Bir insan toplamda 3,5 saat uyuyarak 8 saat uyumuş gibi verim de alabilir. Nasıl mı? Akşam saat 23.00 ila 03.00 arasındaki uyku %200 verimlidir. Bu saatler arasında 3 saat uyunduğunda 6 saat uyunmuş gibi olur. Gündüz ise saat 10.00 ila 15.00 arasındaki uyku yani kaylule uykusu %400 verimlidir. Ancak bu 10.00 ila 15.00 saatleri arasındaki uyku 45 dakikayı geçmemeli! Bu saatler arasında mesela yarım saatlik bir uyku 2 saatlik uykuya karşılık gelir. Dolayısıyla gece 3 saat gündüz de yarım saat uyuyan bir kimse zahiren 3,5 saat uyumuş olsa da gerçekte 8 saat uyumuş olur. Ve vücudunu buna alıştırdığında hiçbir uykusuzlukta hissetmez. Birde ikindiden sonraki ve gece 3.00 ten sonraki uykuların %50 verimi olur. Yani gece 3.00 te uyuyan birisi gündüz 10.00 te uyansa zahiren 7 saat uyur fakat 3,5 saat uyumuş gibi hisseder. Tüm bu bilimsel bilgilere baktığımızda Peygamberimizin bizzat uygulayıp bizlere tavsiye ettiği uyku düzeninin ne kadar bilimsel bazlı olduğunu göreceğiz.

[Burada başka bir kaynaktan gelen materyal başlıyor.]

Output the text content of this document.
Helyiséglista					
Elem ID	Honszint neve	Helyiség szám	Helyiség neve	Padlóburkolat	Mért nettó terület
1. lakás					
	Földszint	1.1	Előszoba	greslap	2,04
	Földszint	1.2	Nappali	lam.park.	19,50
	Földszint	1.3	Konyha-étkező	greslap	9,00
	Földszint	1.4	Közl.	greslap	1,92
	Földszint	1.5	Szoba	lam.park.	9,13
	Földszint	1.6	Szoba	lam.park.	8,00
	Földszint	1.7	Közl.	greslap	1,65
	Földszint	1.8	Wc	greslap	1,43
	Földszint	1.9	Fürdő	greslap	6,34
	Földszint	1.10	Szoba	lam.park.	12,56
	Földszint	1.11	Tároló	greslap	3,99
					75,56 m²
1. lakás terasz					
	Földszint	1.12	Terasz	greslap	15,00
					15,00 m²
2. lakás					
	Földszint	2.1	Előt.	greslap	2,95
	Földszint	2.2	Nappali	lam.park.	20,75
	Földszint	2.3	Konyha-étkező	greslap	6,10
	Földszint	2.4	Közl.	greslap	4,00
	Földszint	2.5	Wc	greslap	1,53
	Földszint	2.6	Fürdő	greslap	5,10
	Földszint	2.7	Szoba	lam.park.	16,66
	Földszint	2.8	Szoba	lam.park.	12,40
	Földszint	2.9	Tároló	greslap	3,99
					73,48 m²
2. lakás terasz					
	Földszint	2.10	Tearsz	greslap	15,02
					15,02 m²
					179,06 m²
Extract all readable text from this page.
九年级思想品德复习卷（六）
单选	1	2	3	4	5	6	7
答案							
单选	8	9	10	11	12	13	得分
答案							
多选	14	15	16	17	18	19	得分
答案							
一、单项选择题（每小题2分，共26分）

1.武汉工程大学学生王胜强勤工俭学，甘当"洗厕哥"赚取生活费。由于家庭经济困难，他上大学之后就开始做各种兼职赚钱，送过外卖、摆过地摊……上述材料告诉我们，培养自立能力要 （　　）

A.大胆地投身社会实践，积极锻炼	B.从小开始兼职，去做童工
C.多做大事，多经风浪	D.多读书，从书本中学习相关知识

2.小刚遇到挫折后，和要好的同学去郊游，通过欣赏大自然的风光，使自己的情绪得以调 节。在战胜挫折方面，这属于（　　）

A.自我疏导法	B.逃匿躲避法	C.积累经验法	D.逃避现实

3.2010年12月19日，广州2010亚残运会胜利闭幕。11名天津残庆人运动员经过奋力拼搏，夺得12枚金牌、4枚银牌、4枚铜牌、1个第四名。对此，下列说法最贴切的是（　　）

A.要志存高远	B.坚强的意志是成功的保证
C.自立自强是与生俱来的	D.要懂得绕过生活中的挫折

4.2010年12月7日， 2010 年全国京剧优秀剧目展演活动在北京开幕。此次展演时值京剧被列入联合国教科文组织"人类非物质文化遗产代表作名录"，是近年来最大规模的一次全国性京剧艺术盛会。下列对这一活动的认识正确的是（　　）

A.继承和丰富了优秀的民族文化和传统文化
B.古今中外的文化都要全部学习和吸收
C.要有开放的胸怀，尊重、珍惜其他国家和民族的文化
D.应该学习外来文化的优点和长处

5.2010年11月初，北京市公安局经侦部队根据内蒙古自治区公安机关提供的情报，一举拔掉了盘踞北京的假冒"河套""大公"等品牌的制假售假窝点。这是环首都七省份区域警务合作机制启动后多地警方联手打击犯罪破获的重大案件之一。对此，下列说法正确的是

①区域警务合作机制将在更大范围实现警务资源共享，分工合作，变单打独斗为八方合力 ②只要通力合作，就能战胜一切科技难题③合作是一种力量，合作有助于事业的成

Efendimiz yatsıdan sonra erken yatıp ardından gece teheccüt namazına kalkarmış. Yani 10.00 da yatıp 3.00 te kalkarmış. Hani bir söz vardır ya “saat 10, yatağa kon; saat 3, yataktan uç!” aynen böyle. Sonrasında yine uyumaz sabah namazına hazırlanırmış. Sabah namazından sonra kerahet vakti sebebiyle yine uyumaz, “Sabah uykusu rızka manidir” buyururmuş.
Öğlen namazından sonra ise yarım saat-45 dakikalık bir kaylule uykusu yapar ve “öğleyin kaylule yapınız muhakkak şeytanlar öğle vakti kaylule yapmazlar” buyururmuş. Ve keza ikindi ila akşam arası yani kerahat vakti uyumaz ve “Gündüzün evvelinde uyumak aklı azaltır, ortasında uyumak yani kaylule yapmak enbiya ve evliyanın ahlakındandır. Gündüzün sonunda uyumak ise tembelliktir.” buyurmuştur.

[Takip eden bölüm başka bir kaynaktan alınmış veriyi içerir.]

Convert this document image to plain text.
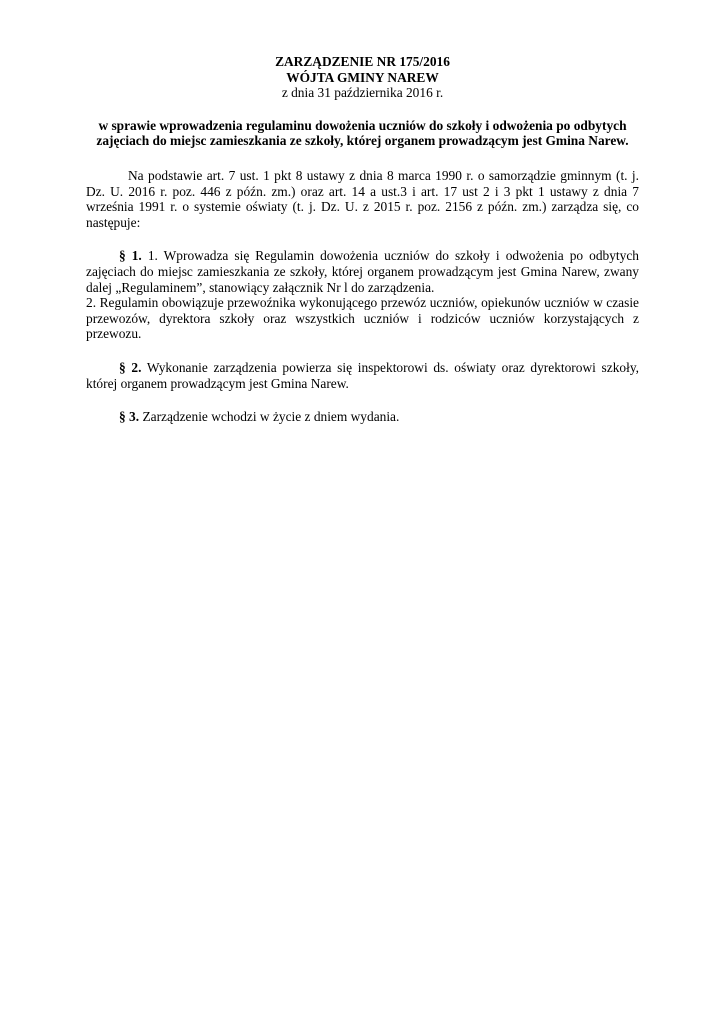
ZARZĄDZENIE NR 175/2016
WÓJTA GMINY NAREW
z dnia 31 października 2016 r.
w sprawie wprowadzenia regulaminu dowożenia uczniów do szkoły i odwożenia po odbytych zajęciach do miejsc zamieszkania ze szkoły, której organem prowadzącym jest Gmina Narew.
Na podstawie art. 7 ust. 1 pkt 8 ustawy z dnia 8 marca 1990 r. o samorządzie gminnym (t. j. Dz. U. 2016 r. poz. 446 z późn. zm.) oraz art. 14 a ust.3 i art. 17 ust 2 i 3 pkt 1 ustawy z dnia 7 września 1991 r. o systemie oświaty (t. j. Dz. U. z 2015 r. poz. 2156 z późn. zm.) zarządza się, co następuje:

§ 1. 1. Wprowadza się Regulamin dowożenia uczniów do szkoły i odwożenia po odbytych zajęciach do miejsc zamieszkania ze szkoły, której organem prowadzącym jest Gmina Narew, zwany dalej „Regulaminem”, stanowiący załącznik Nr l do zarządzenia.

2. Regulamin obowiązuje przewoźnika wykonującego przewóz uczniów, opiekunów uczniów w czasie przewozów, dyrektora szkoły oraz wszystkich uczniów i rodziców uczniów korzystających z przewozu.

§ 2. Wykonanie zarządzenia powierza się inspektorowi ds. oświaty oraz dyrektorowi szkoły, której organem prowadzącym jest Gmina Narew.

§ 3. Zarządzenie wchodzi w życie z dniem wydania.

Öyleyse tüm bunlara baktığımızda hem dinen hem tıbben uygun olanı yapmak, hem az uyku ile çok verim almak, hem de Peygamber sünnetleri ile düzene girmek adına bu bilgilerden faydalanarak uyku saatlerimizi düzenleyebiliriz. Zaten pek çok Akdeniz ve güney Amerika ülkesinde saat 14.00-16.00 arasında siesta (öğle uykusu) uygulaması yapılmaktadır. Güney Almanya da gün ortası istirahatı denilen bu uyku zamanında dükkânlar bile kapanır. Yine Asyalılar da bu uykuya çok düşkündür. Hindistan ve Çin de şekerleme denilen bu uyku için okullarda yarım saat mola verilir. Hatta Japonya da işçilere bu uyku için bir yer ayırmak mecburidir deniliyor.
Görgü kurallarına dair eski kitaplarda öğleden sonra kimseye ziyaret yapılmaması ve rahatsız edilmemesi ehemmiyetle tavsiye edilirdi. Zinde, dinç, sağlıklı ve çalışkan oluşlarına hepimizin şahit olduğu dedelerimiz ve ninelerimiz böyle yaparlardı. Bu güzel âdet yok olunca, sağlık da bereket de huzur da yok oldu.